Vaccinazione anti Covid, per la Francia donne in età fertile a rischio: la tesi divide gli scienziati

Venerdì 19 Marzo 2021 di Graziella Melina
Vaccinazione anti Covid, per la Francia donne in età fertile a rischio: la tesi divide gli scienziati

Sul vaccino anticovid di AstraZeneca incombe un nuovo cartellino giallo. E stavolta arriva dalla Francia. Le autorità sanitarie d’oltralpe hanno stabilito infatti di destinarlo solo ai soggetti con più di 55 anni, per evitare i rischi di possibili trombosi. La decisione di ieri sembra in contraddizione con il parere positivo diffuso invece il giorno prima dall’Ema, l’ente regolatorio europeo. Eppure, secondo Dominique Le Guludec, presidente dell’Alta autorità per la Salute francese, visto che «l’età è il fattore principale di rischio che espone le persone a sviluppare forme gravi» meglio andarci cauti.  

Ma i francesi non sono i soli a limitarne l’uso senza badare troppo al via libera di Ema. Anche la Finlandia, infatti, ha deciso di interrompere la vaccinazione dopo la segnalazione di due casi di trombosi cerebrale. Marco Cavaleri, presidente della task force dell’Ema per il covid spiega che si tratta di «una misura precauzionale», mentre Armando Genazzani, membro italiano del Chmp (Committee for medicinal products for human use), non ci gira intorno: «alla luce di quello che sappiamo - dice - non è una scelta scientifica».

La questione dei casi di trombosi segnalati in tutta Europa dopo il vaccino sembra insormontabile. Eppure, dall’Ema fanno sapere che gli esperti del Prac, il Comitato per la farmacovigilanza, «hanno esaminato in modo estremamente dettagliato i casi di Dic (coagulazione intravascolare disseminata) e Cvst (trombosi cerebrale dei seni venosi) segnalati dagli Stati membri». Al momento 25 in tutto (7 Dic e 18 Cvst), 9 dei quali mortali. «La maggior parte di questi si è verificata in persone sotto i 55 anni e la maggioranza erano donne».  
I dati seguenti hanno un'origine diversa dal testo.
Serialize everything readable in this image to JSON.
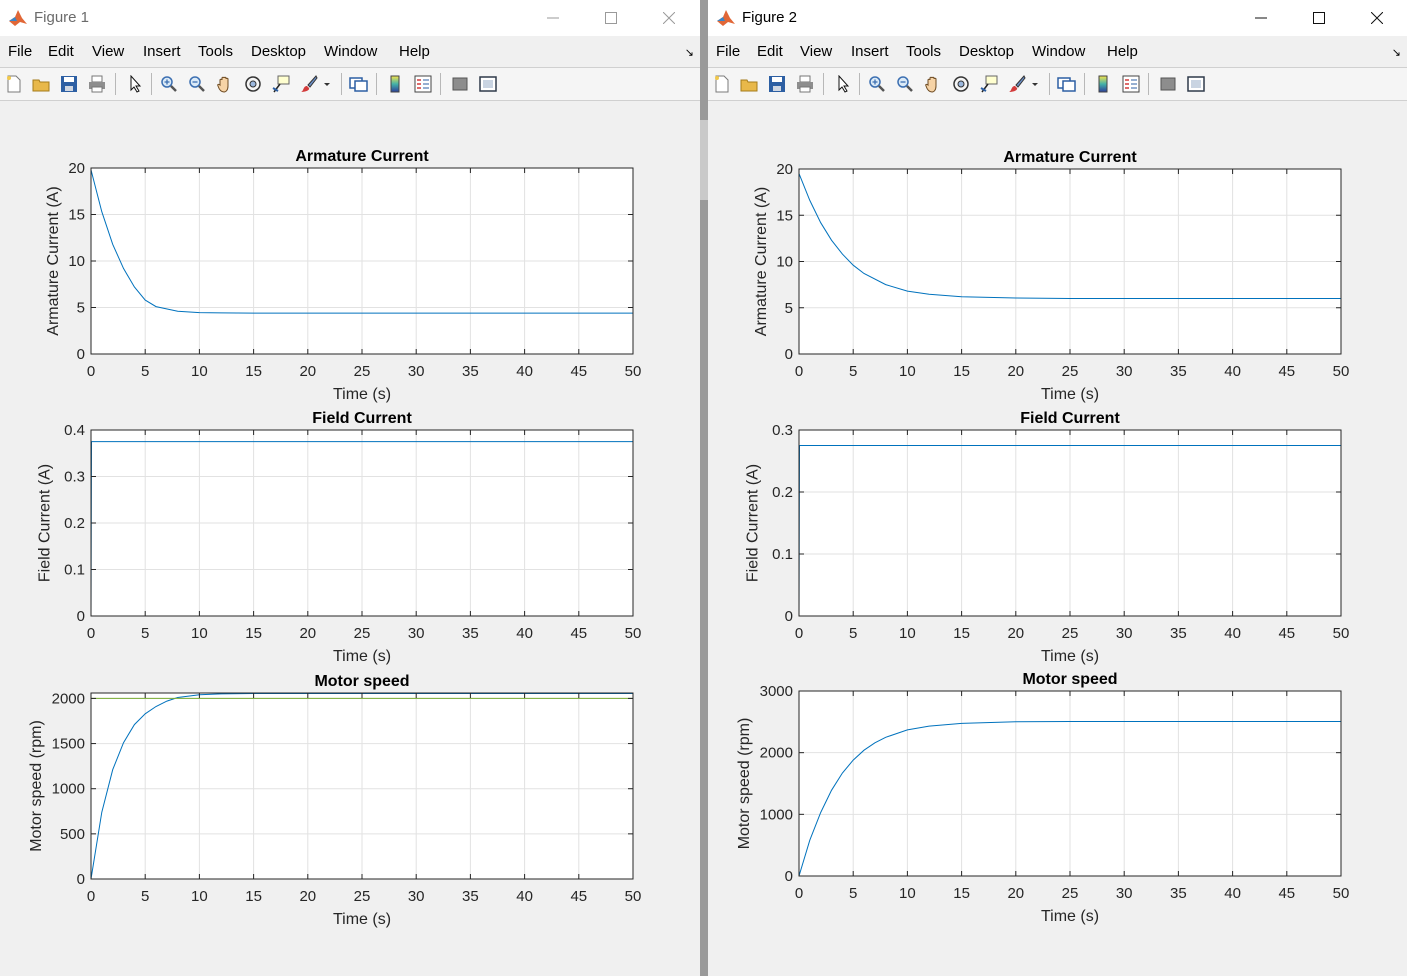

Alla fine, dati alla mano, hanno però concluso che «il vaccino è efficace e sicuro e i benefici continuano a essere di gran lunga superiori ai rischi». Intanto, gli esperti italiani restano a dir poco perplessi. «Non è una scelta comprensibile - rimarca Stefania Basili, ordinario di Medicina interna dell’Università La Sapienza di Roma - Ema ha lavorato su tutti i dati. Non si capisce la ragione di una decisione di questo tipo». 
Secondo Francesco Menichetti, ordinario di Malattie infettive dell’Università di Pisa, «25 casi di trombosi su 20 milioni di persone vaccinate rappresentano un’incidenza del tutto irrilevante considerando che il Covid è causa di trombosi con un’incidenza molto più alta».  

Anche per Roberto Giacomelli, direttore di Immunologia clinica e reumatologia del Policlinico universitario Campus Bio-medico di Roma, la decisione dei francesi non è affatto chiara, visto che «i casi che si sono realizzati dopo la vaccinazione sono percentualmente inferiori all’atteso di una popolazione identica in tre mesi senza profilassi».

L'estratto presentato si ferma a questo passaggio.